Myth #2 – CBD has no side effects
Considering that even water can make you sick if you drink too much of it, the fact that CBD offers no potential side-effects sounds too good to be true. And it sounds that way because it is not actually true. CBD does have potential side effects, plenty of them.
Using CBD can cause constipation, diarrhea, dry mouth, fatigue, reduced appetite, and drowsiness. However, the data we have today indicates that very few users ever experience any of those potential side effects. Except, that is, for the drowsiness, which is something that always happens if you take too much CBD. That’s one of the reasons why CBD sleep-aids are effective, as large doses of CBD make you sleepy.
CBD can also interact with other medications, leading to serious negative effects.
Myth #3 – CBD is not psychoactive
This myth is often perpetuated due to manufacturers and reporters choosing the wrong word to express their ideas. It’s often claimed that CBD is not a psychoactive substance, but the term “psychoactive” simply refers to any substance that affects your state of mind. And since CBD is a known anxiolytic with various calming properties, it of course fits the definition of psychoactive.
The correct statement is to say that CBD is not an intoxicating substance. As no matter how much CBD you take, the substance will not impair your judgment or impact your views of reality. It only affects your emotional state.
Myth #4 – CBD products will never make you fail a drug test
This should not be a myth, but it is. One quick online search will show you dozens of cases of people who claim they failed drug tests due to contaminated CBD products. The truth is, while high-quality and legitimate CBD products will never contain enough THC to make you fail a drug test, those are not the only types of products in the market.

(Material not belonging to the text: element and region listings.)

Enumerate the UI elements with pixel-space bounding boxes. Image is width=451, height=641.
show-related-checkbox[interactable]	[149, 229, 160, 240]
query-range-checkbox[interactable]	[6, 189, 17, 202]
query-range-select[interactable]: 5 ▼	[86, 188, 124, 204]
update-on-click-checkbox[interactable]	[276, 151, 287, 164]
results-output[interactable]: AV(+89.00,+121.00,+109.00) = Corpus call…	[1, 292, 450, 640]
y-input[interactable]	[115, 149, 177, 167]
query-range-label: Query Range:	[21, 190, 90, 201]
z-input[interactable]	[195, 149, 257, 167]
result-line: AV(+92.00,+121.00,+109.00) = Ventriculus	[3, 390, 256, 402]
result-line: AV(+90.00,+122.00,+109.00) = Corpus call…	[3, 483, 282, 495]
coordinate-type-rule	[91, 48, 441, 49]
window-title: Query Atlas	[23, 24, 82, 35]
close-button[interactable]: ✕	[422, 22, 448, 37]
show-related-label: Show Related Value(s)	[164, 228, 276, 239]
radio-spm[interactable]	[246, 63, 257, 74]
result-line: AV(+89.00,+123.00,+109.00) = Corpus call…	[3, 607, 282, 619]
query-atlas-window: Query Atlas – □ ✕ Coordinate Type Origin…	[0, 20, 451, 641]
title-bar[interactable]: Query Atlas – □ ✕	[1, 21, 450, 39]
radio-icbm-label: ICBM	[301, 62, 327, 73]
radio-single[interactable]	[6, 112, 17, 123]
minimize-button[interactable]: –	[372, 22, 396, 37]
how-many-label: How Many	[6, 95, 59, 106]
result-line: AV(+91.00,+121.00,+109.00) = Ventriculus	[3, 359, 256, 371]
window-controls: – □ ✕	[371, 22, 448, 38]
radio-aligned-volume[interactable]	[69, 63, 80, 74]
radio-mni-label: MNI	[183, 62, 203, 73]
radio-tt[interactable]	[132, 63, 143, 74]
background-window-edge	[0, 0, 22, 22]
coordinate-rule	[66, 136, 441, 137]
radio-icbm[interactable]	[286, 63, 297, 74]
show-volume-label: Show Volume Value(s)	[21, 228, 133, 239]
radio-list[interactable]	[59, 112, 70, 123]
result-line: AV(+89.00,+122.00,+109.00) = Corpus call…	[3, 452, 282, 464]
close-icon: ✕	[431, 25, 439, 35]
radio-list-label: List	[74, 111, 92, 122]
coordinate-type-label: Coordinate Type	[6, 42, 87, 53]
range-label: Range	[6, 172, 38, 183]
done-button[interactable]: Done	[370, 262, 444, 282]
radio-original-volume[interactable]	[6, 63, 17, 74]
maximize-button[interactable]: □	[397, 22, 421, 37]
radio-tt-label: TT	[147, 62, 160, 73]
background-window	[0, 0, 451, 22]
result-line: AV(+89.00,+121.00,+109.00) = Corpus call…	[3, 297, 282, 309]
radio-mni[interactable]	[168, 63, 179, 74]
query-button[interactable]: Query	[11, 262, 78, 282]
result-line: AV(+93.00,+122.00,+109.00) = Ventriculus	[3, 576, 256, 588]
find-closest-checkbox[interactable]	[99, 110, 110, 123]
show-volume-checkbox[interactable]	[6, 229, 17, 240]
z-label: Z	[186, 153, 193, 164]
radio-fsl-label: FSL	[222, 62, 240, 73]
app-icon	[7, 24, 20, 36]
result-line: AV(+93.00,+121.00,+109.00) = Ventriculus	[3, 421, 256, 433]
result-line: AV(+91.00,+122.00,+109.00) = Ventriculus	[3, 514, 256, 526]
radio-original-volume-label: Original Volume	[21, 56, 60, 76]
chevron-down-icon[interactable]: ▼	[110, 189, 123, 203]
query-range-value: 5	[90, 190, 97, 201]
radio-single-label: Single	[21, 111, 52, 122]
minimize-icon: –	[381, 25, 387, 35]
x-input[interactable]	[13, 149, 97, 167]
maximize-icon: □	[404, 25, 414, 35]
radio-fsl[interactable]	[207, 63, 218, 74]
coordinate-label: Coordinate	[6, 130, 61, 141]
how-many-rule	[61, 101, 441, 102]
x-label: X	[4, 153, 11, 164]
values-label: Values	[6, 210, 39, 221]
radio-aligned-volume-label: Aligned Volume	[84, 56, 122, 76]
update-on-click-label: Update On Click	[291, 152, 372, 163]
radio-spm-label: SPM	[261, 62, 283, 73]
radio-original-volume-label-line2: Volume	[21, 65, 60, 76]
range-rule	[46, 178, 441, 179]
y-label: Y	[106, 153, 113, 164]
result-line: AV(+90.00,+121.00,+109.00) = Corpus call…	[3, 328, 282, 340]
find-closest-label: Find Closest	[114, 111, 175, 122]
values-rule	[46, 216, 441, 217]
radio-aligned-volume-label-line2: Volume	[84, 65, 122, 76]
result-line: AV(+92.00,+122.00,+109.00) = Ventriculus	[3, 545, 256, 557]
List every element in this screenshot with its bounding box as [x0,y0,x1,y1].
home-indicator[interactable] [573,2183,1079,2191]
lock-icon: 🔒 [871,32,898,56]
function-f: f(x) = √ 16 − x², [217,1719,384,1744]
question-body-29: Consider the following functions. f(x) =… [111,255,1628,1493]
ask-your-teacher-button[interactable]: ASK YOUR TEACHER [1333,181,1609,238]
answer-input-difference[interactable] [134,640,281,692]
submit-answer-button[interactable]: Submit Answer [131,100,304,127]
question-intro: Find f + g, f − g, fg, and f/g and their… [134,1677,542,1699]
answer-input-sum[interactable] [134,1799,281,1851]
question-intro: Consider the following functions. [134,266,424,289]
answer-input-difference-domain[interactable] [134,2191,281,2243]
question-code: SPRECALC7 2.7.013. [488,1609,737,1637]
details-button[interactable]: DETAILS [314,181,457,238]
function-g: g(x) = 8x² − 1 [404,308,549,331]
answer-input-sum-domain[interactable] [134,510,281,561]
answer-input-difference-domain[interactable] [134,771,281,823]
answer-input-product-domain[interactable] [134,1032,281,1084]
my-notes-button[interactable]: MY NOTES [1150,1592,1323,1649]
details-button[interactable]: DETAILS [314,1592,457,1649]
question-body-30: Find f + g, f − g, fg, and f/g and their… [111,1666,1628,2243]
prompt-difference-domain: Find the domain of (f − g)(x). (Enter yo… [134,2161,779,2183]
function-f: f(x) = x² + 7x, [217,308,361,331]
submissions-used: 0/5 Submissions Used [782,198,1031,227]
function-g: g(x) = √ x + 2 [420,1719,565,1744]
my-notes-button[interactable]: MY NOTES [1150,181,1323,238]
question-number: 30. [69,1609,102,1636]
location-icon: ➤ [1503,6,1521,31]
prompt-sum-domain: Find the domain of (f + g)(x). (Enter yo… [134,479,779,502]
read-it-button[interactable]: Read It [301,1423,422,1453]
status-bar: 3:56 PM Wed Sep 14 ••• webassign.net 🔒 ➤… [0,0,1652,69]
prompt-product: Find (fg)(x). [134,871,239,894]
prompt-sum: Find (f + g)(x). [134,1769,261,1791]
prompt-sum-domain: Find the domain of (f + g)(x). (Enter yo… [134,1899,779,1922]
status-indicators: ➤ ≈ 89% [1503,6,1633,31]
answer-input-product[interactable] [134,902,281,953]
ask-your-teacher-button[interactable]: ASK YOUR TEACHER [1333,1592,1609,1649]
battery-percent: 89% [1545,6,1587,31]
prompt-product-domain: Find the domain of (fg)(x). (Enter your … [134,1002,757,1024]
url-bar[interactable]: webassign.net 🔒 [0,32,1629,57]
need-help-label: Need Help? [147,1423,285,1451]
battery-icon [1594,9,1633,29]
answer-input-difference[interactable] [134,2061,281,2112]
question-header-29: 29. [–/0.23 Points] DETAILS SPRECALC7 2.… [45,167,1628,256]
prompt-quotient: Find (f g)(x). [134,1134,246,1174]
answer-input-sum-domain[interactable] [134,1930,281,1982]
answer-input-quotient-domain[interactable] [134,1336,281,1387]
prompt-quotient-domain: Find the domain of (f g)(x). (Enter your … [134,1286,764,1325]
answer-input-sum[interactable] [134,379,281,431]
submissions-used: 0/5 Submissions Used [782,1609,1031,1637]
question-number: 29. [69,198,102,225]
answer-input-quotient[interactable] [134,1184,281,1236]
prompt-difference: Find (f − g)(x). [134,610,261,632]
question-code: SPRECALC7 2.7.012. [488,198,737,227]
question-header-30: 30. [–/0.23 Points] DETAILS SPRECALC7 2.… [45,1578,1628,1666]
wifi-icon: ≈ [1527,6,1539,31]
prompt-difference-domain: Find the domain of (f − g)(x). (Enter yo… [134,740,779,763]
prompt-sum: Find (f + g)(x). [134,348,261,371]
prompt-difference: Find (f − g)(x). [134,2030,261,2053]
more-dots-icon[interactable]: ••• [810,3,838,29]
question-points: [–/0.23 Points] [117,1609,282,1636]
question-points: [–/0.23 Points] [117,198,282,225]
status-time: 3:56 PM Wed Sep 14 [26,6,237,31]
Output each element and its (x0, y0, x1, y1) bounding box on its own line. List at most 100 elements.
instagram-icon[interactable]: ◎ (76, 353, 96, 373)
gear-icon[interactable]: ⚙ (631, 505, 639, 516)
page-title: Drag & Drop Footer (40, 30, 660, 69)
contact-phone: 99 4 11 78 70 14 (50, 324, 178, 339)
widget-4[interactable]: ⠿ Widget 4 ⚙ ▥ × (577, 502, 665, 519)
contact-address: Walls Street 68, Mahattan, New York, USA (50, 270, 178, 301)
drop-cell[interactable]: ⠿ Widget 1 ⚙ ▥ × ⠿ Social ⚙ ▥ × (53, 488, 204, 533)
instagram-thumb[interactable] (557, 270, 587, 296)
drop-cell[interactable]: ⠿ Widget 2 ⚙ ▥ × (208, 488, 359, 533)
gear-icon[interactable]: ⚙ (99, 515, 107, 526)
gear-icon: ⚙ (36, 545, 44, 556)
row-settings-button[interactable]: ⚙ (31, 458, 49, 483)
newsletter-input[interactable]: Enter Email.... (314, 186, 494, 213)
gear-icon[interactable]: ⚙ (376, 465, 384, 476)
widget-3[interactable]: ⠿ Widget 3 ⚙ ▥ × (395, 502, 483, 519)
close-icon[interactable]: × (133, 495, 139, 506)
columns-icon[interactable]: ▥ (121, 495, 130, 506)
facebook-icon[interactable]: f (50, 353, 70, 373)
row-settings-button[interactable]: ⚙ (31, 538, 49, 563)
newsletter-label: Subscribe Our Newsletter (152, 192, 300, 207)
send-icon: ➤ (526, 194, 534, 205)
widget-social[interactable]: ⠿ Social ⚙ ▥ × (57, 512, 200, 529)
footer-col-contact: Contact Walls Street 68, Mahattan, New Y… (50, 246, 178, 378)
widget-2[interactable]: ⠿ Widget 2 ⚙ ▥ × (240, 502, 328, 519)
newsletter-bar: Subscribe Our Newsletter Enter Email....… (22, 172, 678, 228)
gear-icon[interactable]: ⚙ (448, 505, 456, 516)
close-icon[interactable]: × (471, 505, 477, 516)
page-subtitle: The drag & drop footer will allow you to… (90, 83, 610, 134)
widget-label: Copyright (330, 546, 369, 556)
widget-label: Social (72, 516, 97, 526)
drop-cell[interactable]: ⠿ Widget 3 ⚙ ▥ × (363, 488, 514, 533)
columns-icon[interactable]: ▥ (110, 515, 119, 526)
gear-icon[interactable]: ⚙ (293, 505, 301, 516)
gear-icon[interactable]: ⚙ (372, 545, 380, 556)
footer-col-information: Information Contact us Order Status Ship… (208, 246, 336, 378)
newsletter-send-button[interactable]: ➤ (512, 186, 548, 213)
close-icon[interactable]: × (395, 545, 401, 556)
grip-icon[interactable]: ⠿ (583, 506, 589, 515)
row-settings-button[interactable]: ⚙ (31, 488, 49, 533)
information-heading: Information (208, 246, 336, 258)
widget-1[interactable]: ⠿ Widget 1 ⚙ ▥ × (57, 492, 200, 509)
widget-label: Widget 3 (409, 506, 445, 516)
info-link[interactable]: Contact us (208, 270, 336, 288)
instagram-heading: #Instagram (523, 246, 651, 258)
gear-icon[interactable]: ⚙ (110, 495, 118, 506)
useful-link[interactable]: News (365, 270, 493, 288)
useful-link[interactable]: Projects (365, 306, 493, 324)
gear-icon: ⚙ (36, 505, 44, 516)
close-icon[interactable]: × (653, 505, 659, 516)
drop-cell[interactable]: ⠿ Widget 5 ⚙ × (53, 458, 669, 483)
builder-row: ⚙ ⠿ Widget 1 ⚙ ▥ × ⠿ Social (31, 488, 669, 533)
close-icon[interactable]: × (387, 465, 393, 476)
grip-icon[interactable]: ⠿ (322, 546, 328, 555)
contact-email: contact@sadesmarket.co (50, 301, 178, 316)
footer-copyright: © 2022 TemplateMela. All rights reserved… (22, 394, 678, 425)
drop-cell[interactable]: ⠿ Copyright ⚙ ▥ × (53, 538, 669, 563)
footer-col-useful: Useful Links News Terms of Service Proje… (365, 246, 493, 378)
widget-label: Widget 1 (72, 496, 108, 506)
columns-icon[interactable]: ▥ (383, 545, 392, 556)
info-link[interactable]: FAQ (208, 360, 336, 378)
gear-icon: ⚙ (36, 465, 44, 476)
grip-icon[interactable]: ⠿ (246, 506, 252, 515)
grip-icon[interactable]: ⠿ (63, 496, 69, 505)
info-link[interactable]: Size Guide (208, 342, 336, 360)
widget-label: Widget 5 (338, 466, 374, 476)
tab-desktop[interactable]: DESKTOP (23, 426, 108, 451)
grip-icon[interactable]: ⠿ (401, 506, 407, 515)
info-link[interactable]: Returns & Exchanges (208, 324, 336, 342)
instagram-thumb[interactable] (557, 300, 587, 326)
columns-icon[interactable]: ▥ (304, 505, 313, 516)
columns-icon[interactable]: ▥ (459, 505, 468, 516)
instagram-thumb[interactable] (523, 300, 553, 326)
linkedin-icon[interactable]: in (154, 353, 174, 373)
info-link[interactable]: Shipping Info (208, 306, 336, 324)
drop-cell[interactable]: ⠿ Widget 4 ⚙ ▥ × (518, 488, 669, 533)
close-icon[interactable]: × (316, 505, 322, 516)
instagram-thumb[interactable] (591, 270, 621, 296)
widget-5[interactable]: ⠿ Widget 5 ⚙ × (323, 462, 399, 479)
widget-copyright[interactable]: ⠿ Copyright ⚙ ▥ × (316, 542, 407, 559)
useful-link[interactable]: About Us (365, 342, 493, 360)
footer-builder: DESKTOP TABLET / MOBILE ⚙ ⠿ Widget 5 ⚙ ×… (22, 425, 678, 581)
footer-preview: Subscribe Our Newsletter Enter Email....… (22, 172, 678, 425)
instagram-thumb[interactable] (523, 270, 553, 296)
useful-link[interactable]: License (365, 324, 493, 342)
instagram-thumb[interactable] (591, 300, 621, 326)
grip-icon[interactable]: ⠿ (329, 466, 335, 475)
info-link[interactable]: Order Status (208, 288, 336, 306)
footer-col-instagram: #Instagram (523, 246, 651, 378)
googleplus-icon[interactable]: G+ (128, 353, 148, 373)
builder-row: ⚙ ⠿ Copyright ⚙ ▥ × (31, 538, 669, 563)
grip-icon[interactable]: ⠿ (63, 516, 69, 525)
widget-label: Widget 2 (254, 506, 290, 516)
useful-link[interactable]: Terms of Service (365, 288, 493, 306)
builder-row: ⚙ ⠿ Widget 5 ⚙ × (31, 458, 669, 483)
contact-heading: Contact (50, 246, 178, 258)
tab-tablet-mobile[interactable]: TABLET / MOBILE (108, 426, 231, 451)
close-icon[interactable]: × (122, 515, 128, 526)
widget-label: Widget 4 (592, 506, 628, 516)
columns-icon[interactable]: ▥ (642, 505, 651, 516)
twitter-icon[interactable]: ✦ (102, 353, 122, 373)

Manufacturers who cut corners, source their hemp from sketchy sources, and use less-than-optimal extraction methods may end up delivering a CBD product that can make you fail a drug test. This can also lead to other types of contamination, such as CBD products containing toxic chemical solvents.
The best way to avoid this is to only buy from manufacturers who have their products tested by third-party laboratories like Cibdol does. These test results, which most trustworthy manufactures make public, will show whether or not a given CBD product is contaminated, and whether or not it contains the amount of CBD advertised on the bottle.